A abstenção já vinha crescendo e estima-se aumento, pela pandemia. Isso o preocupa?

Existe uma média histórica de abstenção de 20%. Tenho a expectativa de que essa abstenção diminua, por paradoxal que possa parecer, porque as pessoas andam com grande motivação de participar do processo político. Nós fizemos uma campanha para atrair mesários voluntários e tivemos mais de 700 mil inscrições. É um indício de que, apesar da pandemia, as pessoas estão com ânsia de participar.

Existe preocupação das campanhas serem novo foco de contaminação da Covid?

Há um protocolo específico para as campanhas eleitorais, que inclui evitar aglomerações, manter o distanciamento físico de pelo menos um metro, usar máscaras. No caso da necessidade de se realizar reuniões, que seja em ambiente aberto e que use álcool em gel sempre que houver contato com alguma pessoa ou com algum objeto.

Haverá punição para candidato que não respeitar as orientações?

O TSE fez um plano de segurança sanitária. As regras obrigatórias são definidas pelos municípios. Os candidatos deverão observar as regras relativas à circulação e ao eventual distanciamento social estabelecidas em cada município ou no âmbito estadual.

E quais serão os cuidados com o eleitor para não ter risco de contágio no dia da votação?

Para as pessoas que são grupo de risco, sobretudo os que têm mais de 60 anos, fizemos duas coisas: aumentamos o horário da eleição em uma hora. Em vez de ser das 8h às 17h, será das 7h às 17h; e reservamos as três primeiras horas de votação para os maiores de 60 anos. É uma reserva preferencial, mas não será proibido outro eleitor votar. O que pediremos à população é que só compareça nesse primeiro horário quem tem necessidade de acompanhar algum idoso. Vai haver fila específica para os idosos e os não idosos terão que esperar numa fila paralela. Nós suprimimos a biometria porque poderia ser uma fonte de contágio, e ela aumentava em 70% o tempo da votação. O eleitor vai entrar na seção, se dirigir ao mesário, mostrar documento de identidade a um metro de distância. Em seguida, o eleitor vai higienizar as mãos com álcool em gel e assinar o caderno de votação. Recomendamos que levem a própria caneta.

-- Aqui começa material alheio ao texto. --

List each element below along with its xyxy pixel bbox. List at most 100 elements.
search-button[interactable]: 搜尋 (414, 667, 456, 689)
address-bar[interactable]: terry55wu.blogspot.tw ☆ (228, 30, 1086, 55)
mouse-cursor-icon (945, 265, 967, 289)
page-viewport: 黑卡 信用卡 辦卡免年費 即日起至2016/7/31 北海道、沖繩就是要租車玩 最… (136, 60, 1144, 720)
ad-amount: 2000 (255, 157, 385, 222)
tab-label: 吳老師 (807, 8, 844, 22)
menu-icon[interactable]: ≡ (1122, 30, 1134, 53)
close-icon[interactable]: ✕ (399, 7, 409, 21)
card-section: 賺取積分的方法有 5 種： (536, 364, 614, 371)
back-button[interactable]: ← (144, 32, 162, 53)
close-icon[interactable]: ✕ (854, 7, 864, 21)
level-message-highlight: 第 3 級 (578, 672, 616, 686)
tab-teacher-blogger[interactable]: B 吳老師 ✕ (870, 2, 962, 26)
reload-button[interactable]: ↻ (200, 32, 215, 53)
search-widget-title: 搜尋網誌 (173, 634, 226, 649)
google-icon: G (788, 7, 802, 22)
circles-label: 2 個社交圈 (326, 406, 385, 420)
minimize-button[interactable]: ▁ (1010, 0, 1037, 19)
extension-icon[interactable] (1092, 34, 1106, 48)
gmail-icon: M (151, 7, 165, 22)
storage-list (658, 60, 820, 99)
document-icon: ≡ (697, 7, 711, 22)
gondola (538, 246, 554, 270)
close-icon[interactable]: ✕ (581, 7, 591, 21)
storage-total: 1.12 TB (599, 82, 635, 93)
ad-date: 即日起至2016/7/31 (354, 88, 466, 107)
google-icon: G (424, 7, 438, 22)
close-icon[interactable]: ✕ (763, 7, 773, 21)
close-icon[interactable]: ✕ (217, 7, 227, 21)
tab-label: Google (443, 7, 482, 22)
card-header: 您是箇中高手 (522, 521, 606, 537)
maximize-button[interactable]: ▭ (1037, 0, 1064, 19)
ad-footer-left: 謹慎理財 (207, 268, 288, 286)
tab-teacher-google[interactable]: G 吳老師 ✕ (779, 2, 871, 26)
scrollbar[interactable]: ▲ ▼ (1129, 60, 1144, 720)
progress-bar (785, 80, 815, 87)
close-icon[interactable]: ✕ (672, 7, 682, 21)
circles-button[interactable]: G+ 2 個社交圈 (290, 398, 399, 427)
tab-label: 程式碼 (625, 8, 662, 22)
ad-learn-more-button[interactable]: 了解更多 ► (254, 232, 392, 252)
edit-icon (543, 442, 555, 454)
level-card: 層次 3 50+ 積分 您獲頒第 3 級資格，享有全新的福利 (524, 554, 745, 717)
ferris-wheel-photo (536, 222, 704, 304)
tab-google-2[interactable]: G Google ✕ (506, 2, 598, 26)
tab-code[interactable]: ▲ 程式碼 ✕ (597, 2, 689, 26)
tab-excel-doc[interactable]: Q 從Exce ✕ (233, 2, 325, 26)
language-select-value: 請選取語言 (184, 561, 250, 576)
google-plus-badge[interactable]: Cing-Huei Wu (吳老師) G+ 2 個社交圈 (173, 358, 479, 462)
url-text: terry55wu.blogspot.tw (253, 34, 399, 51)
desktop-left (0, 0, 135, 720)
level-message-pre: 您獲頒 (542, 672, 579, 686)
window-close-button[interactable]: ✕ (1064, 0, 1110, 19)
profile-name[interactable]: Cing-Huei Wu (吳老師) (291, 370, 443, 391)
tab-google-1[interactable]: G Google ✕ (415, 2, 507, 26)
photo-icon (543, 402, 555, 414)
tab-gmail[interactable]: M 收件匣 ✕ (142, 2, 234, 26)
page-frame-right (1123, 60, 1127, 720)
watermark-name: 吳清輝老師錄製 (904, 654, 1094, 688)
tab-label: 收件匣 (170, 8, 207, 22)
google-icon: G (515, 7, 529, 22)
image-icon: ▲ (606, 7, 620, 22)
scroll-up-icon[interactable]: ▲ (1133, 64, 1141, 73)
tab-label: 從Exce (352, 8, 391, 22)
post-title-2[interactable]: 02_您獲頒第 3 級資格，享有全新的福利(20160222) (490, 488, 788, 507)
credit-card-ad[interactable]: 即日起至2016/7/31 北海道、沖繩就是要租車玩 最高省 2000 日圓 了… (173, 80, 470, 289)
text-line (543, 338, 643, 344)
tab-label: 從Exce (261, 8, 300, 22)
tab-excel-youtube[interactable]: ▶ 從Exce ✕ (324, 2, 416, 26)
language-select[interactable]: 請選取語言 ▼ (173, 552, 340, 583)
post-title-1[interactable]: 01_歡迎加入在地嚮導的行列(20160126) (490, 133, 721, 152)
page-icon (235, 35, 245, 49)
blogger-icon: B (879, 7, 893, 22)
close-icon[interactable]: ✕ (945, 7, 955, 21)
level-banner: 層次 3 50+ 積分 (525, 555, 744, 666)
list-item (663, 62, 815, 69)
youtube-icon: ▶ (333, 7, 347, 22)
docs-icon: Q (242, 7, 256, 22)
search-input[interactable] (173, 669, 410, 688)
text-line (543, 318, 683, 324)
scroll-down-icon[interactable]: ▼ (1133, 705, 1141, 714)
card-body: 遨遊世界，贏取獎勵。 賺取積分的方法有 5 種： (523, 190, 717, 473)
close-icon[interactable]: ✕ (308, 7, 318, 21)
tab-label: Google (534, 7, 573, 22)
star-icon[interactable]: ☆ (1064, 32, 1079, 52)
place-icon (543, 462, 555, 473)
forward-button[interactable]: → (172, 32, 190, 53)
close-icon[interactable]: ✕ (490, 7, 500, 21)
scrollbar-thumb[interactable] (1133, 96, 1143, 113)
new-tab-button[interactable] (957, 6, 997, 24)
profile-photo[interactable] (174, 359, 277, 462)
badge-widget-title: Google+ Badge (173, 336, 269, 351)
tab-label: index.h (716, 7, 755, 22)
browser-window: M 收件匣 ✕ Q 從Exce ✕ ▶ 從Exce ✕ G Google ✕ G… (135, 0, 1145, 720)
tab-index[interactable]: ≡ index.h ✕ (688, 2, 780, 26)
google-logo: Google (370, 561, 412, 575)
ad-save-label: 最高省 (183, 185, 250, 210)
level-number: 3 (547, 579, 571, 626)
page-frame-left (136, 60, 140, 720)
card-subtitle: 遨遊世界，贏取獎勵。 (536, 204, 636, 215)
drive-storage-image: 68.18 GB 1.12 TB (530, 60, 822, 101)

Só vai ter uma passagem pelo mesário. Na saída da seção, higieniza as mãos novamente.

A urna eletrônica pode ser foco de contágio?

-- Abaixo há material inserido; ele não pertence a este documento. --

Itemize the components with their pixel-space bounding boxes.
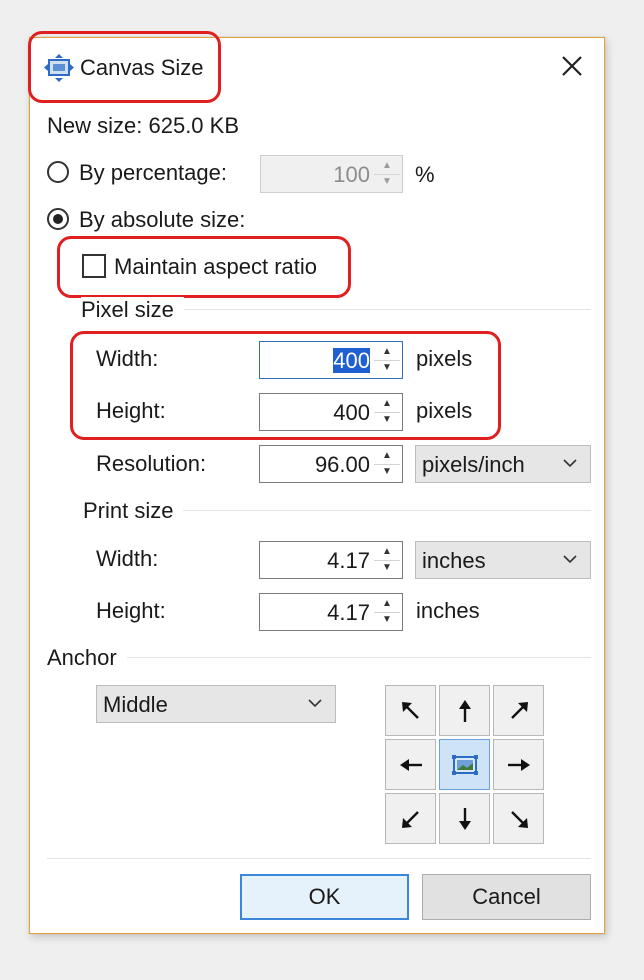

Não há essa possibilidade, risco zero. O eleitor vai chegar à urna higienizado e depois que usá-la vai higienizar as mãos de novo. A mão já chega limpa. E a recomendação é, evidentemente, não levar a mão aos olhos ou à boca durante esse processo, e tem que estar de máscara.

Como natural do Rio, como o senhor avalia a situação política do estado, com o prefeito Crivella inelegível e o governador Witzel afastado e enfrentando impeachment?

Eu sou juiz, portanto não me cabe fazer análises políticas circunstanciais do momento. Evidentemente, como alguém que cresceu e ama o Rio, eu lamento o quadro geral. É inegável que há um problema institucional estrutural que tem levado muitos dos seus governantes a responderem a processos criminais. O Brasil viveu infelizmente um processo ao longo de muitos anos de naturalização das coisas erradas. E parece que esse processo se manifestou de forma mais exacerbada no Rio de Janeiro. Sem fazer juízo sobre os fatos do momento, tenho uma certa sensação de que o Rio, cuja capital é uma das cidades mais lindas do mundo, pela qual sou apaixonado, está precisando se reinventar. Eu espero que essa reinvenção esteja próxima.